- Italian: Un delitto poco comune
- Directed by: Ruggero Deodato
- Screenplay by: Gigliola Battagnini; Vincenzo Mannino; Gianfranco Clerici;
- Story by: Vincenzo Mannino; Gianfranco Clerici;
- Produced by: Pietro Innocenzi [it]
- Starring: Michael York; Donald Pleasence; Edwige Fenech;
- Cinematography: Giorgio Di Battista
- Edited by: Daniele Alabiso
- Music by: Pino Donaggio
- Production company: Globe Film; Tandem Cinematografica; Reteitalia; ;
- Distributed by: Distribuzione Lanciamento Film
- Release date: 11 March 1988 (Italy);
- Running time: 92 minutes
- Country: Italy

= Phantom of Death =

1988 film directed by Ruggero Deodato

Phantom of Death (Un delitto poco comune; also released as Off Balance) is a 1988 Italian giallo film directed by Ruggero Deodato and starring Michael York, Edwige Fenech and Donald Pleasence. The film is about a pianist (York) suffering from a genetic condition that causes rapid aging, which drives him mad and leads to a killing spree.

== Plot ==
On the same day that 35-year-old concert pianist Robert Dominici achieves great success with his performance, a doctor is brutally murdered.

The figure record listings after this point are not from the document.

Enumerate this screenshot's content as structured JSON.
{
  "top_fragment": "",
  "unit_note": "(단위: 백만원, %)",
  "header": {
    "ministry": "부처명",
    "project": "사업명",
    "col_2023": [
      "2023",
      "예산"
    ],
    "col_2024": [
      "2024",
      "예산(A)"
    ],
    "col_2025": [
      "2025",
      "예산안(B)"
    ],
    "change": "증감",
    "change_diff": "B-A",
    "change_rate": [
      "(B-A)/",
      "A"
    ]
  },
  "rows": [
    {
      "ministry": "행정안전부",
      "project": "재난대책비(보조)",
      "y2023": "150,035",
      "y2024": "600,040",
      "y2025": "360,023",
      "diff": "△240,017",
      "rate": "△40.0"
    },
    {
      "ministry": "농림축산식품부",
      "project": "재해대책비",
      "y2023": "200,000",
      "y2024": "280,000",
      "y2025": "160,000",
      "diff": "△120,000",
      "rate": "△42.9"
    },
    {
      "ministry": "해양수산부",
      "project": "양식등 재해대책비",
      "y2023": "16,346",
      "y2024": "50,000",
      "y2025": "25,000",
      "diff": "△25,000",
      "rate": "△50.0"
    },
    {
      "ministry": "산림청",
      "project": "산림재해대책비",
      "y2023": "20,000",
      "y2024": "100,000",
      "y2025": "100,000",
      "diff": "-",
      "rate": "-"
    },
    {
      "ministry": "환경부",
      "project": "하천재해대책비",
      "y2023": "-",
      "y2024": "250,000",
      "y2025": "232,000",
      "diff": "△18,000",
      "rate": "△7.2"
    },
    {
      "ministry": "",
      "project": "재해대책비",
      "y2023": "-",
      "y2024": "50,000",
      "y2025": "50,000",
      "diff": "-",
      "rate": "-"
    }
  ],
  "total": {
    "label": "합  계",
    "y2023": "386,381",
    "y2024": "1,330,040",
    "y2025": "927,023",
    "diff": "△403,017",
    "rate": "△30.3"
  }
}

Shortly thereafter, his young girlfriend, Susanna, is also murdered alongside her lover Davide. Police Inspector Datti receives a phone call from the killer, who threatens his daughter.

Dominici, distraught over Susanna's violent death, has a fling with a woman named Hélène, which results in her becoming pregnant. After visiting his mother in Venice, he attacks a man who mocked his appearance. It emerges that Dominici suffers from incurable progeria, a genetic condition that causes him to physically age at a rapid pace. He is in fact the killer, driven to madness and rage by his illness, which causes sudden physical and mental changes.

Dominici subsequently kills a prostitute and a police officer, all the while taunting Datti over the phone. His rapid aging helps cover his tracks, as his continuously-changing appearance makes him hard to pin down. Dominici tries to kill Hélène, not wanting his child to carry his illness. However, he succumbs to his condition before he can, dying in front of her.

==Production==
Phantom of Death had a script developed in the early 1980s by Gianfranco Clerici and Vincenzo Mannino which later became the basis for the script for Lucio Fulci's The New York Ripper (1982). According to Clerici, the two were offended by how their script was changed and continued to edit it before giving it to director Ruggero Deodato. Parts of the story that were used in The New York Ripper remain in the film, such as the killer who disguises their voice and taunts the police.

Deodato has stated that "I did Phantom of Death because it was based on a true element – the idea of growing old [...] And I got to work with Michael York and Donald Pleasence." On the film as a whole, he commented that "some parts look like an 'A' production. But it seemed too long in the final part." He added that Edwige Fenech was miscast (his first choice was Kelly LeBrock), and was only included because the producer wanted her in the film.

==Release==
The film was released in 1988. According to film critic and historian Roberto Curti, the film has "passable box-office" results.

=== Home media ===
The film was released in Germany on home video as Off Balance - Der Tod wartet in Venedig and in Holland and Belgium as an English-language version as Off Balance. In the United States, it was released by Vidmark as Phantom of Death. It has received further DVD releases on home video by Shameless as Phantom of Death.

The film was released on Blu-Ray by Cauldron Films in August 2023.

==Reception==
From contemporary reviews, "Lor." of Variety commented that the film had "little suspense". The review noted that York had "solid thesping which engenders some pathos for the central figure" and added that Pino Donaggio's score was "lush".

In his book Blood & Black Lace (1999), dedicated to Italian horror and sex films, Adrian Luther Smith described the film as an "unexpectedly thoughtful production", and a "austere horror/giallo hybrid", finding it having a strong cast and "some choice moments of gore." Curti wrote in his book Italian Giallo in Film and Television that the film was "somewhat slow" but was "graced by the director's capable technique".